Eine überprüfbare Beobachtung

Der Mensch ist bei der Geburt weich und schwach, im Tod hart und starr. Pflanzen sind lebendig zart und biegsam, abgestorben trocken und spröde. Laozi beginnt nicht mit einem moralischen Gebot, sondern mit einer Beobachtung, die jeder prüfen kann. Leben erhält Form, indem es seine Form fortwährend verändern kann.

Darum gehören harte Stärke und Tod, weiche Schwäche und Leben zusammen. „Schwach“ meint nicht funktionslos; es bezeichnet die noch feine, nicht völlig verdichtete Seite. Ein Muskel, der sich nie lösen kann, ist nicht stärker, sondern verletzt. Eine Institution, die keine Ausnahme mehr verarbeiten kann, ist trotz ihrer Macht schon brüchig.

Starkes unten, Zartes oben

Ein starres Heer siegt nicht dauerhaft, ein harter Baum wird gefällt. Die Härte ist nicht nur äußeres Opfer: Der Baum ist für die Axt verfügbar, weil sein Wachstum in Starrheit übergegangen ist. Das Große und Starke gehört nach unten als tragender Grund; das Weiche, Schwache und Feine nach oben, wo Wahrnehmung und neue Triebe entstehen.
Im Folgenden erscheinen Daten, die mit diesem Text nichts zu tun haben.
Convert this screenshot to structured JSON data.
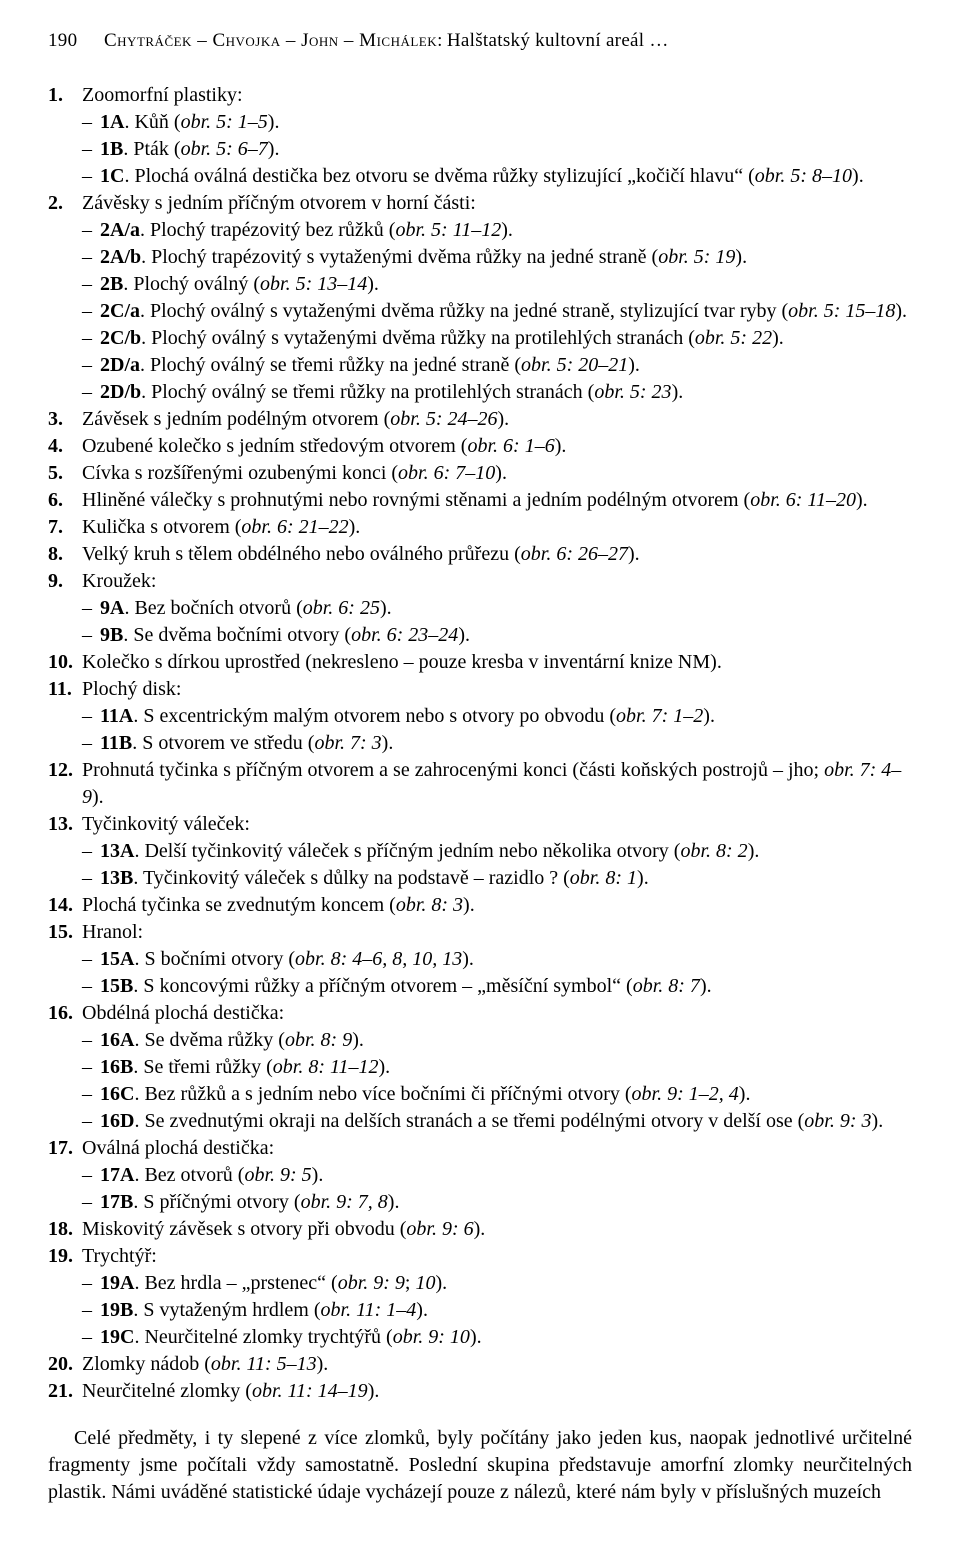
{
  "header": {
    "page_number": "190",
    "authors_sc": "Chytráček – Chvojka – John – Michálek:",
    "title_short": "Halštatský kultovní areál …"
  },
  "body": {
    "i1": {
      "num": "1.",
      "text": "Zoomorfní plastiky:"
    },
    "i1A": {
      "lbl": "1A",
      "text": ". Kůň (",
      "ref": "obr. 5: 1–5",
      "after": ")."
    },
    "i1B": {
      "lbl": "1B",
      "text": ". Pták (",
      "ref": "obr. 5: 6–7",
      "after": ")."
    },
    "i1C": {
      "lbl": "1C",
      "text": ". Plochá oválná destička bez otvoru se dvěma růžky stylizující „kočičí hlavu“ (",
      "ref": "obr. 5: 8–10",
      "after": ")."
    },
    "i2": {
      "num": "2.",
      "text": "Závěsky s jedním příčným otvorem v horní části:"
    },
    "i2Aa": {
      "lbl": "2A/a",
      "text": ". Plochý trapézovitý bez růžků (",
      "ref": "obr. 5: 11–12",
      "after": ")."
    },
    "i2Ab": {
      "lbl": "2A/b",
      "text": ". Plochý trapézovitý s vytaženými dvěma růžky na jedné straně (",
      "ref": "obr. 5: 19",
      "after": ")."
    },
    "i2B": {
      "lbl": "2B",
      "text": ". Plochý oválný (",
      "ref": "obr. 5: 13–14",
      "after": ")."
    },
    "i2Ca": {
      "lbl": "2C/a",
      "text": ". Plochý oválný s vytaženými dvěma růžky na jedné straně, stylizující tvar ryby (",
      "ref": "obr. 5: 15–18",
      "after": ")."
    },
    "i2Cb": {
      "lbl": "2C/b",
      "text": ". Plochý oválný s vytaženými dvěma růžky na protilehlých stranách (",
      "ref": "obr. 5: 22",
      "after": ")."
    },
    "i2Da": {
      "lbl": "2D/a",
      "text": ". Plochý oválný se třemi růžky na jedné straně (",
      "ref": "obr. 5: 20–21",
      "after": ")."
    },
    "i2Db": {
      "lbl": "2D/b",
      "text": ". Plochý oválný se třemi růžky na protilehlých stranách (",
      "ref": "obr. 5: 23",
      "after": ")."
    },
    "i3": {
      "num": "3.",
      "text": "Závěsek s jedním podélným otvorem (",
      "ref": "obr. 5: 24–26",
      "after": ")."
    },
    "i4": {
      "num": "4.",
      "text": "Ozubené kolečko s jedním středovým otvorem (",
      "ref": "obr. 6: 1–6",
      "after": ")."
    },
    "i5": {
      "num": "5.",
      "text": "Cívka s rozšířenými ozubenými konci (",
      "ref": "obr. 6: 7–10",
      "after": ")."
    },
    "i6": {
      "num": "6.",
      "text": "Hliněné válečky s prohnutými nebo rovnými stěnami a jedním podélným otvorem (",
      "ref": "obr. 6: 11–20",
      "after": ")."
    },
    "i7": {
      "num": "7.",
      "text": "Kulička s otvorem (",
      "ref": "obr. 6: 21–22",
      "after": ")."
    },
    "i8": {
      "num": "8.",
      "text": "Velký kruh s tělem obdélného nebo oválného průřezu (",
      "ref": "obr. 6: 26–27",
      "after": ")."
    },
    "i9": {
      "num": "9.",
      "text": "Kroužek:"
    },
    "i9A": {
      "lbl": "9A",
      "text": ". Bez bočních otvorů (",
      "ref": "obr. 6: 25",
      "after": ")."
    },
    "i9B": {
      "lbl": "9B",
      "text": ". Se dvěma bočními otvory (",
      "ref": "obr. 6: 23–24",
      "after": ")."
    },
    "i10": {
      "num": "10.",
      "text": "Kolečko s dírkou uprostřed (nekresleno – pouze kresba v inventární knize NM)."
    },
    "i11": {
      "num": "11.",
      "text": "Plochý disk:"
    },
    "i11A": {
      "lbl": "11A",
      "text": ". S excentrickým malým otvorem nebo s otvory po obvodu (",
      "ref": "obr. 7: 1–2",
      "after": ")."
    },
    "i11B": {
      "lbl": "11B",
      "text": ". S otvorem ve středu (",
      "ref": "obr. 7: 3",
      "after": ")."
    },
    "i12": {
      "num": "12.",
      "text": "Prohnutá tyčinka s příčným otvorem a se zahrocenými konci (části koňských postrojů – jho; ",
      "ref": "obr. 7: 4–9",
      "after": ")."
    },
    "i13": {
      "num": "13.",
      "text": "Tyčinkovitý váleček:"
    },
    "i13A": {
      "lbl": "13A",
      "text": ". Delší tyčinkovitý váleček s příčným jedním nebo několika otvory (",
      "ref": "obr. 8: 2",
      "after": ")."
    },
    "i13B": {
      "lbl": "13B",
      "text": ". Tyčinkovitý váleček s důlky na podstavě – razidlo ? (",
      "ref": "obr. 8: 1",
      "after": ")."
    },
    "i14": {
      "num": "14.",
      "text": "Plochá tyčinka se zvednutým koncem (",
      "ref": "obr. 8: 3",
      "after": ")."
    },
    "i15": {
      "num": "15.",
      "text": "Hranol:"
    },
    "i15A": {
      "lbl": "15A",
      "text": ". S bočními otvory (",
      "ref": "obr. 8: 4–6, 8, 10, 13",
      "after": ")."
    },
    "i15B": {
      "lbl": "15B",
      "text": ". S koncovými růžky a příčným otvorem – „měsíční symbol“ (",
      "ref": "obr. 8: 7",
      "after": ")."
    },
    "i16": {
      "num": "16.",
      "text": "Obdélná plochá destička:"
    },
    "i16A": {
      "lbl": "16A",
      "text": ". Se dvěma růžky (",
      "ref": "obr. 8: 9",
      "after": ")."
    },
    "i16B": {
      "lbl": "16B",
      "text": ". Se třemi růžky (",
      "ref": "obr. 8: 11–12",
      "after": ")."
    },
    "i16C": {
      "lbl": "16C",
      "text": ". Bez růžků a s jedním nebo více bočními či příčnými otvory (",
      "ref": "obr. 9: 1–2, 4",
      "after": ")."
    },
    "i16D": {
      "lbl": "16D",
      "text": ". Se zvednutými okraji na delších stranách a se třemi podélnými otvory v delší ose (",
      "ref": "obr. 9: 3",
      "after": ")."
    },
    "i17": {
      "num": "17.",
      "text": "Oválná plochá destička:"
    },
    "i17A": {
      "lbl": "17A",
      "text": ". Bez otvorů (",
      "ref": "obr. 9: 5",
      "after": ")."
    },
    "i17B": {
      "lbl": "17B",
      "text": ". S příčnými otvory (",
      "ref": "obr. 9: 7, 8",
      "after": ")."
    },
    "i18": {
      "num": "18.",
      "text": "Miskovitý závěsek s otvory při obvodu (",
      "ref": "obr. 9: 6",
      "after": ")."
    },
    "i19": {
      "num": "19.",
      "text": "Trychtýř:"
    },
    "i19A": {
      "lbl": "19A",
      "text": ". Bez hrdla – „prstenec“ (",
      "ref": "obr. 9: 9",
      "mid": "; ",
      "ref2": "10",
      "after": ")."
    },
    "i19B": {
      "lbl": "19B",
      "text": ". S vytaženým hrdlem (",
      "ref": "obr. 11: 1–4",
      "after": ")."
    },
    "i19C": {
      "lbl": "19C",
      "text": ". Neurčitelné zlomky trychtýřů (",
      "ref": "obr. 9: 10",
      "after": ")."
    },
    "i20": {
      "num": "20.",
      "text": "Zlomky nádob (",
      "ref": "obr. 11: 5–13",
      "after": ")."
    },
    "i21": {
      "num": "21.",
      "text": "Neurčitelné zlomky (",
      "ref": "obr. 11: 14–19",
      "after": ")."
    }
  },
  "paragraph": "Celé předměty, i ty slepené z více zlomků, byly počítány jako jeden kus, naopak jednotlivé určitelné fragmenty jsme počítali vždy samostatně. Poslední skupina představuje amorfní zlomky neurčitelných plastik. Námi uváděné statistické údaje vycházejí pouze z nálezů, které nám byly v příslušných muzeích"
}
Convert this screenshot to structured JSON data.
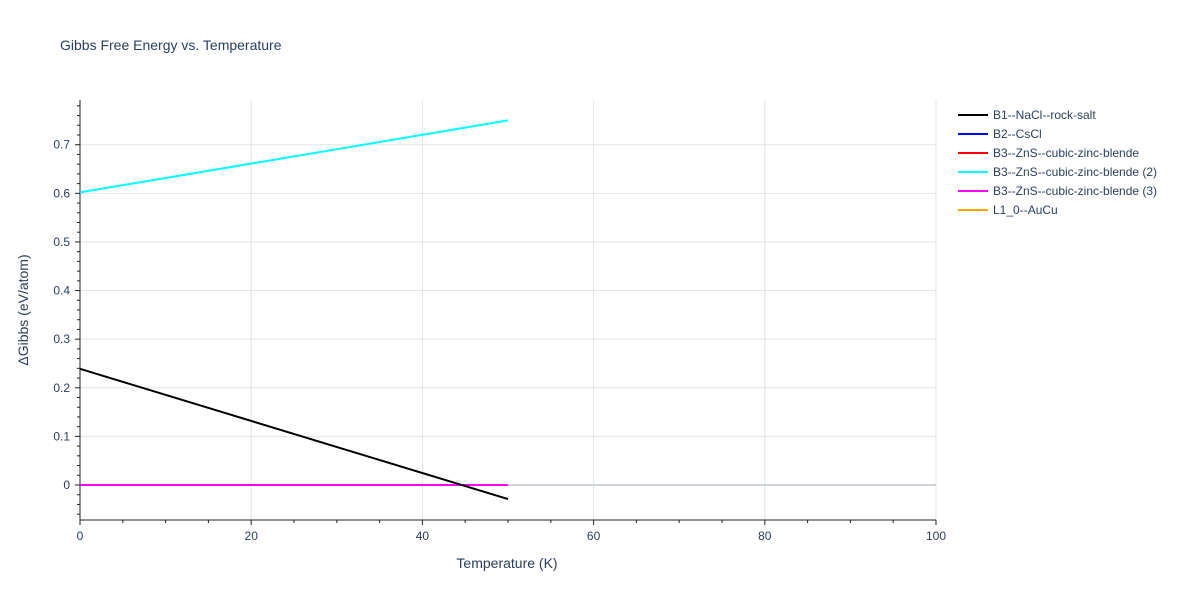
{
  "chart_data": {
    "type": "line",
    "title": "Gibbs Free Energy vs. Temperature",
    "xlabel": "Temperature (K)",
    "ylabel": "ΔGibbs (eV/atom)",
    "xlim": [
      0,
      100
    ],
    "ylim": [
      -0.072,
      0.792
    ],
    "x_ticks": [
      0,
      20,
      40,
      60,
      80,
      100
    ],
    "y_ticks": [
      0,
      0.1,
      0.2,
      0.3,
      0.4,
      0.5,
      0.6,
      0.7
    ],
    "y_tick_labels": [
      "0",
      "0.1",
      "0.2",
      "0.3",
      "0.4",
      "0.5",
      "0.6",
      "0.7"
    ],
    "grid": true,
    "legend_position": "top-right outside",
    "series": [
      {
        "name": "B1--NaCl--rock-salt",
        "color": "#000000",
        "x": [
          0,
          50
        ],
        "y": [
          0.239,
          -0.029
        ]
      },
      {
        "name": "B2--CsCl",
        "color": "#0000ff",
        "x": [
          0,
          50
        ],
        "y": [
          0,
          0
        ]
      },
      {
        "name": "B3--ZnS--cubic-zinc-blende",
        "color": "#ff0000",
        "x": [
          0,
          50
        ],
        "y": [
          0,
          0
        ]
      },
      {
        "name": "B3--ZnS--cubic-zinc-blende (2)",
        "color": "#00ffff",
        "x": [
          0,
          50
        ],
        "y": [
          0.602,
          0.75
        ]
      },
      {
        "name": "B3--ZnS--cubic-zinc-blende (3)",
        "color": "#ff00ff",
        "x": [
          0,
          50
        ],
        "y": [
          0,
          0
        ]
      },
      {
        "name": "L1_0--AuCu",
        "color": "#ffa500",
        "x": [
          0,
          50
        ],
        "y": [
          0,
          0
        ]
      }
    ],
    "draw_order": [
      1,
      2,
      5,
      4,
      0,
      3
    ]
  }
}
Diese Ordnung kehrt gewöhnliche Prestigehierarchien um. Infrastruktur darf stark sein, Begegnung muss beweglich bleiben. Ein Staat braucht verlässliche Institutionen, aber Menschen dürfen nicht wie Institutionsteile verhärtet werden. Lebendigkeit erkennt man nicht daran, dass nichts sie bewegt, sondern daran, dass Bewegung sie nicht zerstört.